Geodesic flows: notes 6

Geodesic flows, notes 6: geometry of the sphere bundle

Here we use the definitons and notations of notes 4.

Computations in local coordinates

Given a local coordinate chart \( (U,x) \) on \(M\), there are corresponding coordinates \((x,y)\) for \(TM\) and \((x,y,X,Y)\) for \(TTM\), so that if \(\xi \in T_{(x,y)}TM\), then $$ \xi = X^j \partial_{x^j} + Y^k \partial_{y^k}. $$

Definition.The vector field \(\delta_{x^j} \in T_{(x,y)}TM\) is defined as $$ \delta_{x^j} := \partial_{x^j} - \Gamma^l_{jk} y^k \partial_{y^l}, $$ where the \( \Gamma^l_{jk} \) are the Christoffel symbols.

Lemma 1. The vectors \(\{\delta_{x^j}\}_{j=1}^n\) are a basis for the subspace \(H(\theta)\), where \(\theta =(x_0,y_0)\).

Proof. We will show that $$ K_\theta(\delta_{x^j}) = 0, \quad \text{ and } \quad d_\theta\pi(\delta_{x^j}) = \partial_{x^j}. $$ The claim follows from this, since now \(\delta_{x^j} \in \ker(K_\theta)=H(\theta)\), and since \(d\pi_\theta \colon H(\theta) \to T_x M\) is an isomorphism, so that a basis vector maps to a basis vector.

To compute \(K_\theta\) we pick a curve \(\sigma \colon (-\epsilon,\epsilon) \to TM \), \( \sigma(t)=(x(t),y(t)) \), s.t. $$ \sigma(0) = (x_0,y_0), \quad \quad \dot \sigma(0) = (\dot x(0), \dot y(0)) = \delta_{x^j}. $$ Notice that \( \dot x(0)= e_j = (0,..,1,0,..,0) \) and \( \dot y(0) = (- \Gamma^1_{jk} y^k,..,-\Gamma^n_{jk} y^k) \).
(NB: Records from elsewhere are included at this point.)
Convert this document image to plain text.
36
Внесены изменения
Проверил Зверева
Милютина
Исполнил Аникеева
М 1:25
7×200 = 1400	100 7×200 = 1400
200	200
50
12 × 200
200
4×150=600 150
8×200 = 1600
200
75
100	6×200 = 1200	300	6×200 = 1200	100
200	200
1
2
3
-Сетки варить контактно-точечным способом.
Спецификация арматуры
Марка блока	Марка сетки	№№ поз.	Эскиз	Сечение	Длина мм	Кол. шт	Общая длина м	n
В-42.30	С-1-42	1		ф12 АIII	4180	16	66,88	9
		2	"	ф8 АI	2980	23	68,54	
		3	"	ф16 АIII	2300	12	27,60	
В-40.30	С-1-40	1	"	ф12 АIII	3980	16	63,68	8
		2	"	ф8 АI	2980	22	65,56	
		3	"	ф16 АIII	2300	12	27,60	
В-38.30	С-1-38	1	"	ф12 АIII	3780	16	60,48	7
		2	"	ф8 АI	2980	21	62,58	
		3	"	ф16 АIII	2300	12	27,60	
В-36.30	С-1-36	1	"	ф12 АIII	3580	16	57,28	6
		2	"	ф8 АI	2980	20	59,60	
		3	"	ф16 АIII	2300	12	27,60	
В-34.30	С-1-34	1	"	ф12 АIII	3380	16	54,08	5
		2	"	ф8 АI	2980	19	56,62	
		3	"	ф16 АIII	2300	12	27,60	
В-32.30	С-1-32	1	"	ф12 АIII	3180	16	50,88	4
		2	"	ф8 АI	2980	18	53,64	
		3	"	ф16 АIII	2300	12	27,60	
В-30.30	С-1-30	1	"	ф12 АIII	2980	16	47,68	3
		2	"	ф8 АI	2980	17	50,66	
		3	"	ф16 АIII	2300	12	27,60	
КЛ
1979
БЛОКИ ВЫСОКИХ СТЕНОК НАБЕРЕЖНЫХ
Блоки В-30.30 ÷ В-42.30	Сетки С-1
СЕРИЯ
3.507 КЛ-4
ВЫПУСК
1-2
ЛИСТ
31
Recall that the covariant derivative of the vector field \( Z(t) = Z^j(t) \partial_{x^j} \) along a curve \( \alpha(t) \) is defined as $$ \nabla_{\dot{\alpha}} Z = (\dot{Z}^k(t) + \dot{\alpha}^i Z^a \Gamma^k_{ia}) \partial_k. $$

And that by definition $$ K_\theta \delta_{x_j} = (\nabla_{\dot x} y) |_{t=0}. $$ Since \(\dot x(0)= e_j\), we have that \[ K_\theta \delta_{x_j} = ( \dot{y}^k + y^a \Gamma^k_{ja} ) \partial_{x^k} |_{t=0}. \] On the other hand we know that \(\dot y(0)= (- \Gamma^1_{jk} y^k,..,-\Gamma^n_{jk} y^k)\). Substituting this in the expression for \(K_\theta \delta_{x^j}\), gives then that $$ K_\theta \delta_{x_j} = ( - \Gamma^k_{ja} y^a + y^a \Gamma^k_{ja} ) \partial_{x^k} |_{t=0} = 0. $$ We thus see that \(\delta_{x^j} \in H(\theta)\).
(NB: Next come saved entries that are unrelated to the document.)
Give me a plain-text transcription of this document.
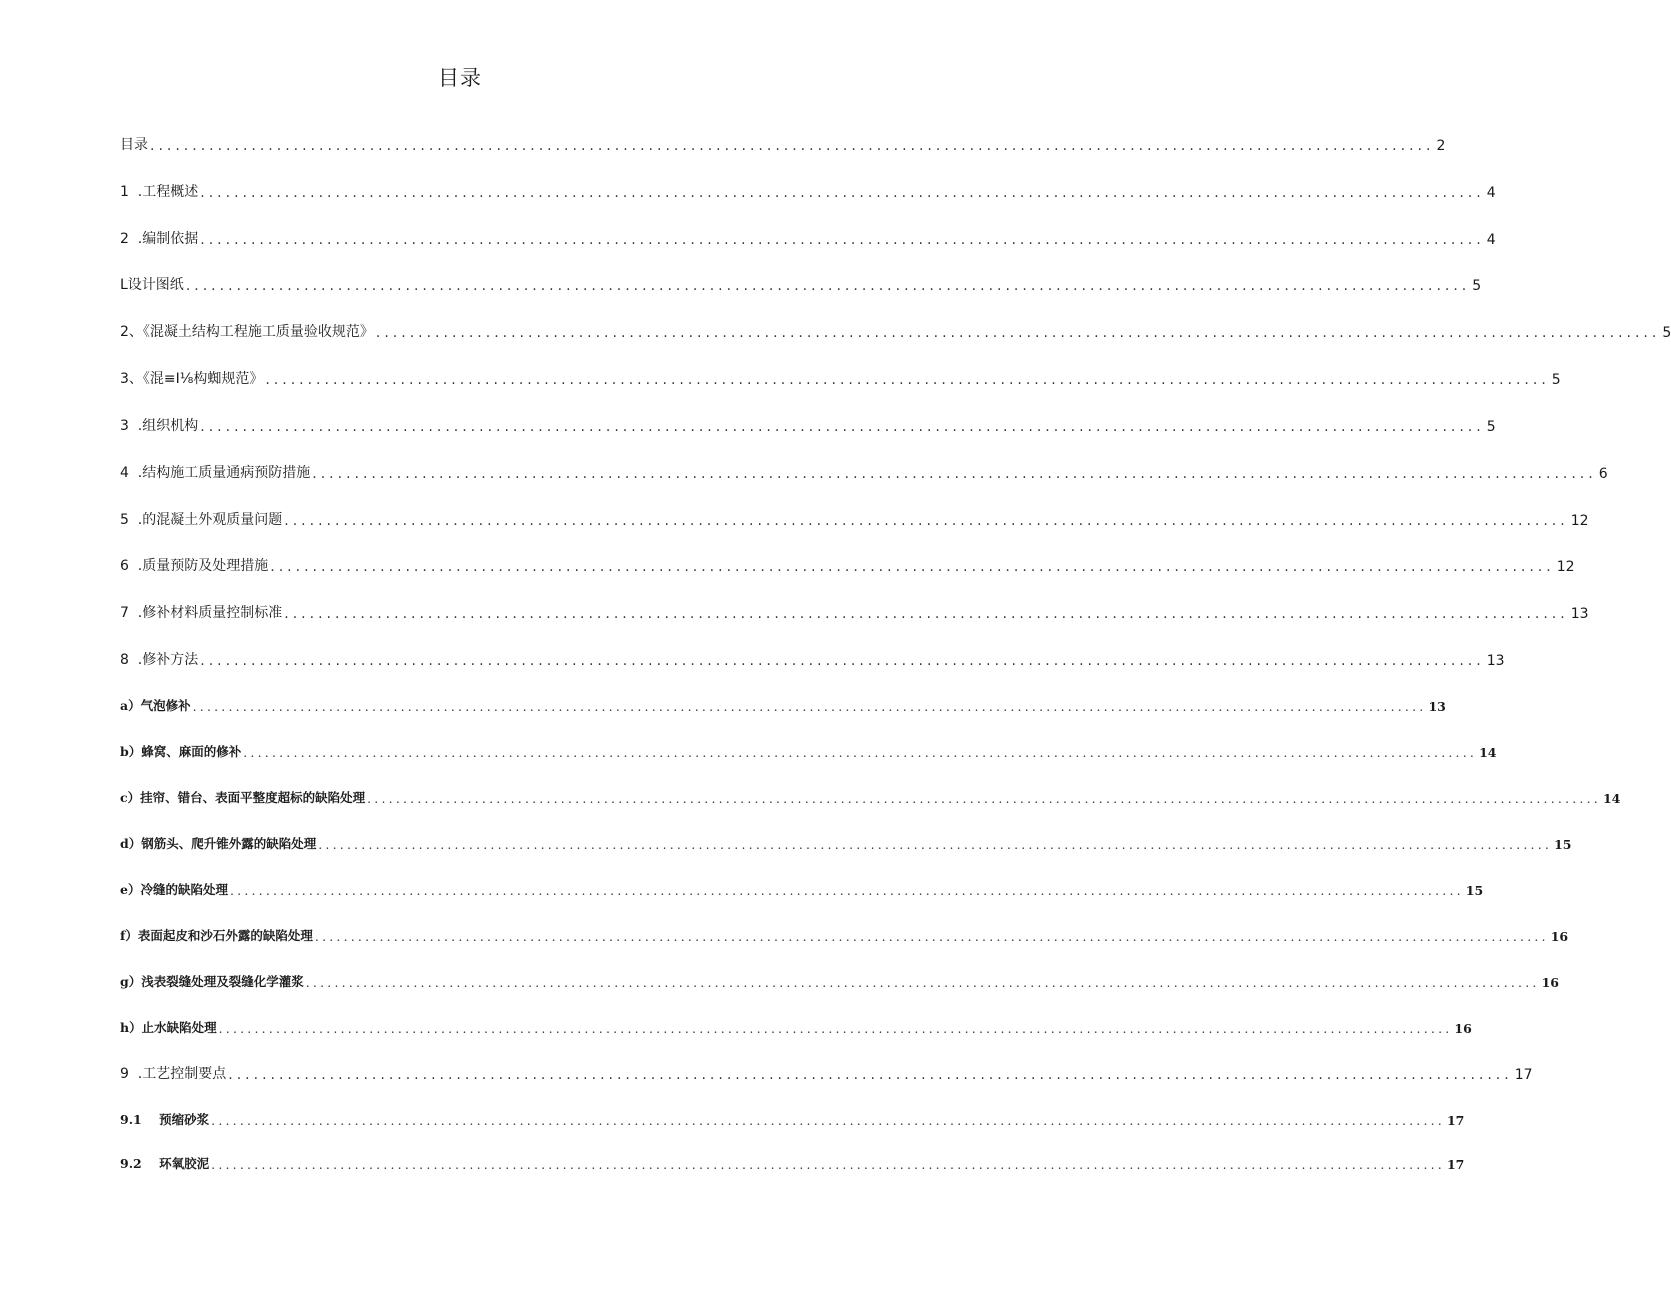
目录
目录 ........................................................................................................................................................ 2
1  .工程概述 ........................................................................................................................................................ 4
2  .编制依据 ........................................................................................................................................................ 4
L设计图纸 ........................................................................................................................................................ 5
2、《混凝土结构工程施工质量验收规范》 ........................................................................................................................................................ 5
3、《混≡I⅛构蜘规范》 ........................................................................................................................................................ 5
3  .组织机构 ........................................................................................................................................................ 5
4  .结构施工质量通病预防措施 ........................................................................................................................................................ 6
5  .的混凝土外观质量问题 ........................................................................................................................................................ 12
6  .质量预防及处理措施 ........................................................................................................................................................ 12
7  .修补材料质量控制标准 ........................................................................................................................................................ 13
8  .修补方法 ........................................................................................................................................................ 13
a）气泡修补 ............................................................................................................................................................................ 13
b）蜂窝、麻面的修补 ............................................................................................................................................................................ 14
c）挂帘、错台、表面平整度超标的缺陷处理 ............................................................................................................................................................................ 14
d）钢筋头、爬升锥外露的缺陷处理 ............................................................................................................................................................................ 15
e）冷缝的缺陷处理 ............................................................................................................................................................................ 15
f）表面起皮和沙石外露的缺陷处理 ............................................................................................................................................................................ 16
g）浅表裂缝处理及裂缝化学灌浆 ............................................................................................................................................................................ 16
h）止水缺陷处理 ............................................................................................................................................................................ 16
9  .工艺控制要点 ........................................................................................................................................................ 17
9.1    预缩砂浆 ............................................................................................................................................................................ 17
9.2    环氧胶泥 ............................................................................................................................................................................ 17
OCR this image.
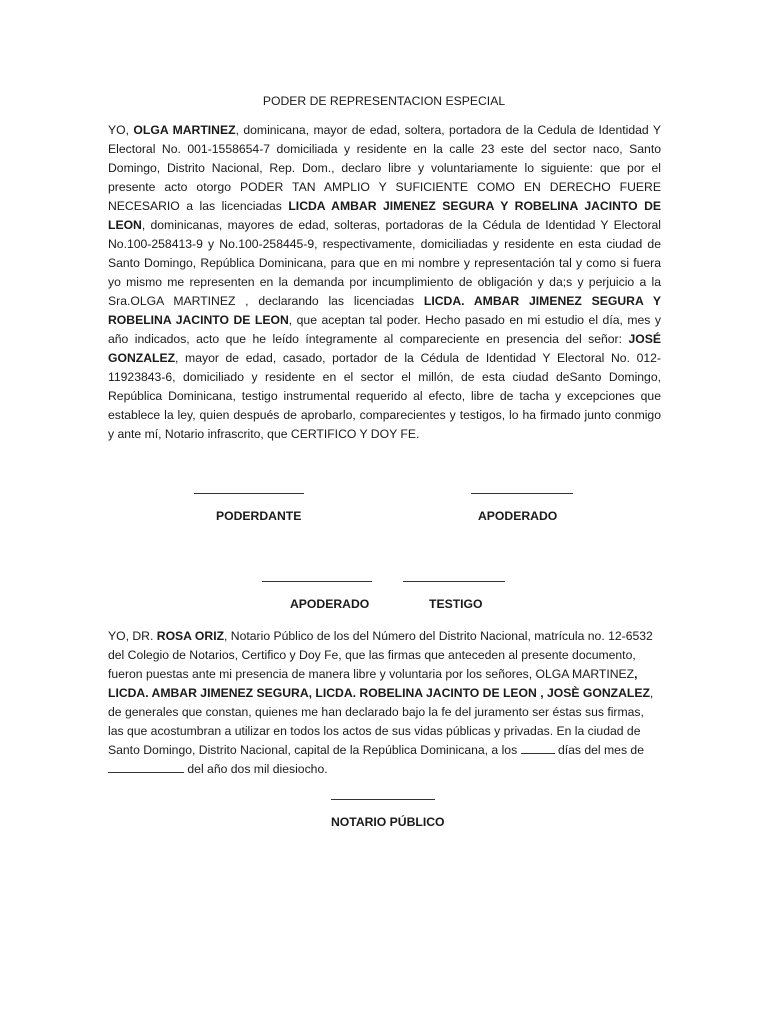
PODER DE REPRESENTACION ESPECIAL

YO, OLGA MARTINEZ, dominicana, mayor de edad, soltera, portadora de la Cedula de Identidad Y Electoral No. 001-1558654-7 domiciliada y residente en la calle 23 este del sector naco, Santo Domingo, Distrito Nacional, Rep. Dom., declaro libre y voluntariamente lo siguiente: que por el presente acto otorgo PODER TAN AMPLIO Y SUFICIENTE COMO EN DERECHO FUERE NECESARIO a las licenciadas LICDA AMBAR JIMENEZ SEGURA Y ROBELINA JACINTO DE LEON, dominicanas, mayores de edad, solteras, portadoras de la Cédula de Identidad Y Electoral No.100-258413-9 y No.100-258445-9, respectivamente, domiciliadas y residente en esta ciudad de Santo Domingo, República Dominicana, para que en mi nombre y representación tal y como si fuera yo mismo me representen en la demanda por incumplimiento de obligación y da;s y perjuicio a la Sra.OLGA MARTINEZ , declarando las licenciadas LICDA. AMBAR JIMENEZ SEGURA Y ROBELINA JACINTO DE LEON, que aceptan tal poder. Hecho pasado en mi estudio el día, mes y año indicados, acto que he leído íntegramente al compareciente en presencia del señor: JOSÉ GONZALEZ, mayor de edad, casado, portador de la Cédula de Identidad Y Electoral No. 012-11923843-6, domiciliado y residente en el sector el millón, de esta ciudad deSanto Domingo, República Dominicana, testigo instrumental requerido al efecto, libre de tacha y excepciones que establece la ley, quien después de aprobarlo, comparecientes y testigos, lo ha firmado junto conmigo y ante mí, Notario infrascrito, que CERTIFICO Y DOY FE.

PODERDANTE	APODERADO
APODERADO	TESTIGO

YO, DR. ROSA ORIZ, Notario Público de los del Número del Distrito Nacional, matrícula no. 12-6532 del Colegio de Notarios, Certifico y Doy Fe, que las firmas que anteceden al presente documento, fueron puestas ante mi presencia de manera libre y voluntaria por los señores, OLGA MARTINEZ, LICDA. AMBAR JIMENEZ SEGURA, LICDA. ROBELINA JACINTO DE LEON , JOSÈ GONZALEZ, de generales que constan, quienes me han declarado bajo la fe del juramento ser éstas sus firmas, las que acostumbran a utilizar en todos los actos de sus vidas públicas y privadas. En la ciudad de Santo Domingo, Distrito Nacional, capital de la República Dominicana, a los	días del mes de  del año dos mil diesiocho.

NOTARIO PÚBLICO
It remains to show that \(d_\theta \pi(\delta_{x^j}) = \partial_{x^j}\). Since \(d_\theta \pi\) is a linear map, we need only show that $$ d_\theta \pi(\partial_{x^j}) = \partial_{x^j}, \quad d_\theta \pi(\partial_{y^k}) = 0. $$ This holds because firstly we have that $$ (d_\theta \pi(\partial_{x^j})) f = \partial_{x^j}(f\circ \pi) = \partial_{x^j} f, $$ And secondly that $$ d_\theta \pi(\partial_{y^k}) = \partial_{y^k}(f\circ \pi) = 0. \quad\square$$

Lemma 2. The vectors \(\{\partial_{y^k}\}_{k=1}^n\) are a basis for the subspace \(V(\theta)\), \(\theta =(x_0,y_0)\).
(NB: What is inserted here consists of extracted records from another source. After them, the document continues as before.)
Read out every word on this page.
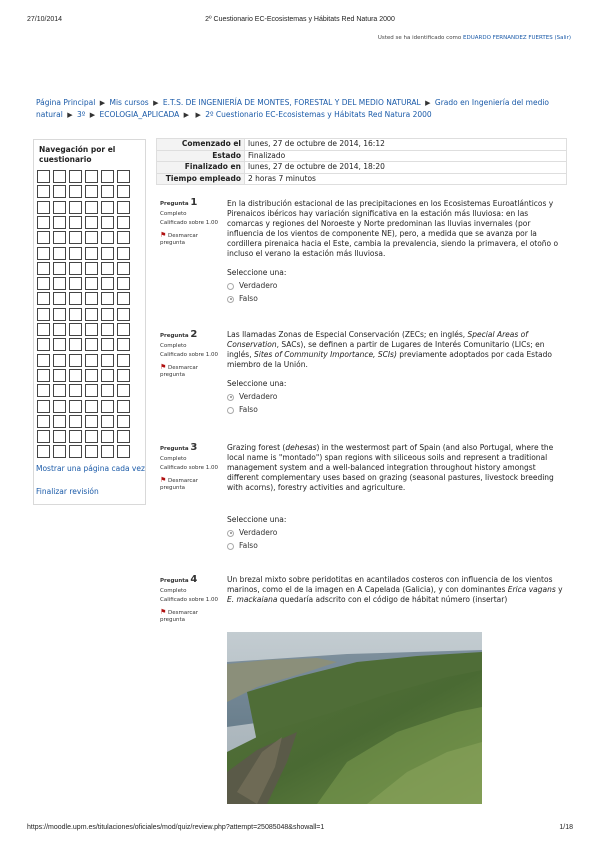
27/10/2014	2º Cuestionario EC-Ecosistemas y Hábitats Red Natura 2000
Usted se ha identificado como EDUARDO FERNANDEZ FUERTES (Salir)
Página Principal ▶ Mis cursos ▶ E.T.S. DE INGENIERÍA DE MONTES, FORESTAL Y DEL MEDIO NATURAL ▶ Grado en Ingeniería del medio natural ▶ 3º ▶ ECOLOGIA_APLICADA ▶ ▶ 2º Cuestionario EC-Ecosistemas y Hábitats Red Natura 2000
Navegación por el cuestionario
Mostrar una página cada vez
Finalizar revisión
Comenzado el	lunes, 27 de octubre de 2014, 16:12
Estado	Finalizado
Finalizado en	lunes, 27 de octubre de 2014, 18:20
Tiempo empleado	2 horas 7 minutos
Pregunta 1
Completo
Calificado sobre 1.00
⚑ Desmarcar pregunta
En la distribución estacional de las precipitaciones en los Ecosistemas Euroatlánticos y Pirenaicos ibéricos hay variación significativa en la estación más lluviosa: en las comarcas y regiones del Noroeste y Norte predominan las lluvias invernales (por influencia de los vientos de componente NE), pero, a medida que se avanza por la cordillera pirenaica hacia el Este, cambia la prevalencia, siendo la primavera, el otoño o incluso el verano la estación más lluviosa.
Seleccione una:
Verdadero
Falso
Pregunta 2
Completo
Calificado sobre 1.00
⚑ Desmarcar pregunta
Las llamadas Zonas de Especial Conservación (ZECs; en inglés, Special Areas of Conservation, SACs), se definen a partir de Lugares de Interés Comunitario (LICs; en inglés, Sites of Community Importance, SCIs) previamente adoptados por cada Estado miembro de la Unión.
Seleccione una:
Verdadero
Falso
Pregunta 3
Completo
Calificado sobre 1.00
⚑ Desmarcar pregunta
Grazing forest (dehesas) in the westermost part of Spain (and also Portugal, where the local name is "montado") span regions with siliceous soils and represent a traditional management system and a well-balanced integration throughout history amongst different complementary uses based on grazing (seasonal pastures, livestock breeding with acorns), forestry activities and agriculture.
Seleccione una:
Verdadero
Falso
Pregunta 4
Completo
Calificado sobre 1.00
⚑ Desmarcar pregunta
Un brezal mixto sobre peridotitas en acantilados costeros con influencia de los vientos marinos, como el de la imagen en A Capelada (Galicia), y con dominantes Erica vagans y E. mackaiana quedaría adscrito con el código de hábitat número (insertar)
https://moodle.upm.es/titulaciones/oficiales/mod/quiz/review.php?attempt=25085048&showall=1	1/18
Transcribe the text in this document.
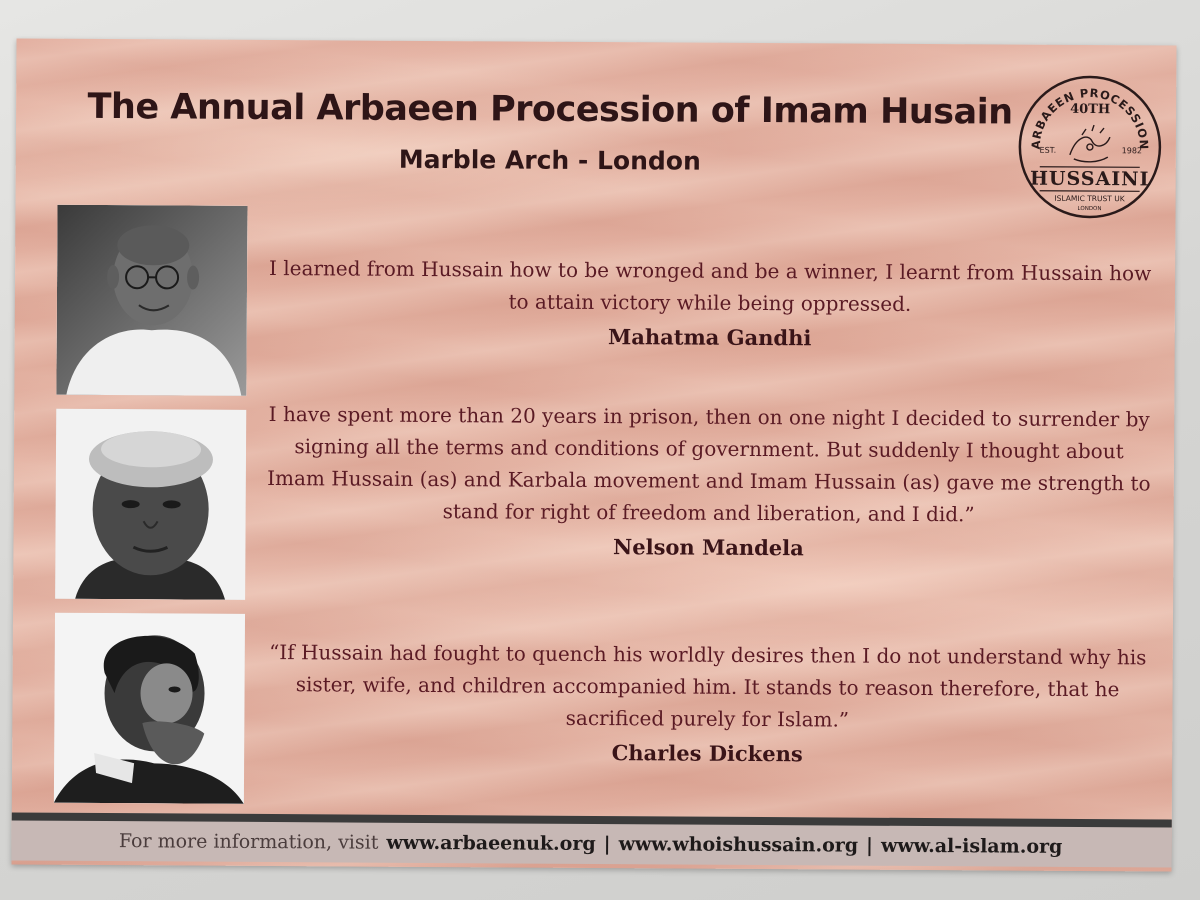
The Annual Arbaeen Procession of Imam Husain
Marble Arch - London
ARBAEEN PROCESSION
40TH
EST.	1982
HUSSAINI
ISLAMIC TRUST UK
LONDON

I learned from Hussain how to be wronged and be a winner, I learnt from Hussain how to attain victory while being oppressed.

Mahatma Gandhi

I have spent more than 20 years in prison, then on one night I decided to surrender by signing all the terms and conditions of government. But suddenly I thought about Imam Hussain (as) and Karbala movement and Imam Hussain (as) gave me strength to stand for right of freedom and liberation, and I did.”

Nelson Mandela

“If Hussain had fought to quench his worldly desires then I do not understand why his sister, wife, and children accompanied him. It stands to reason therefore, that he sacrificed purely for Islam.”

Charles Dickens
For more information, visit
www.arbaeenuk.org | www.whoishussain.org | www.al-islam.org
Proof. By similar but simpler computations as in Lemma 1 one sees that $$ d_\theta\pi(\partial_{y^k}) = 0 \quad \text{ and } \quad K_\theta(\partial_{y^k}) = \partial_{x^k}. $$ It follows that \(\partial_{x^k} \in \ker(d_\theta\pi)=V(\theta)\). Moreover, we had that \(K_\theta \colon V(\theta) \to T_x M\) is an isomorphism, so that basis vectors are mapped to basis vectors.

Recall that the Sasaki metric was defined by the formula $$ \langle \eta, \xi \rangle_{\text{Sasaki}} := \langle (d_\theta\pi)\eta, (d_\theta\pi)\xi \rangle + \langle K_\theta\eta, K_\theta\xi \rangle, $$ for \(\xi,\eta \in T_\theta TM\).

Given vectors \(\xi,\eta \in T_\theta TM\) and writing them in the basis given by Lemma 1 and Lemma 2, i.e. $$ \xi = X^i \delta_{x^i} + Y^k \partial_{y^k}, \quad \eta = \tilde X^i \delta_{x^i} + \tilde Y^k \partial_{y^k}, $$

we get that $$\langle \xi, \eta \rangle_{\text{Sasaki}} = \langle X^i \partial_{x^i}, \tilde X^i \partial_{x^i} \rangle + \langle Y^k \partial_{x^k}, \tilde Y^k \partial_{x^k} \rangle = g_{jk} X^j \tilde X^k + g_jk Y^j \tilde Y^k. $$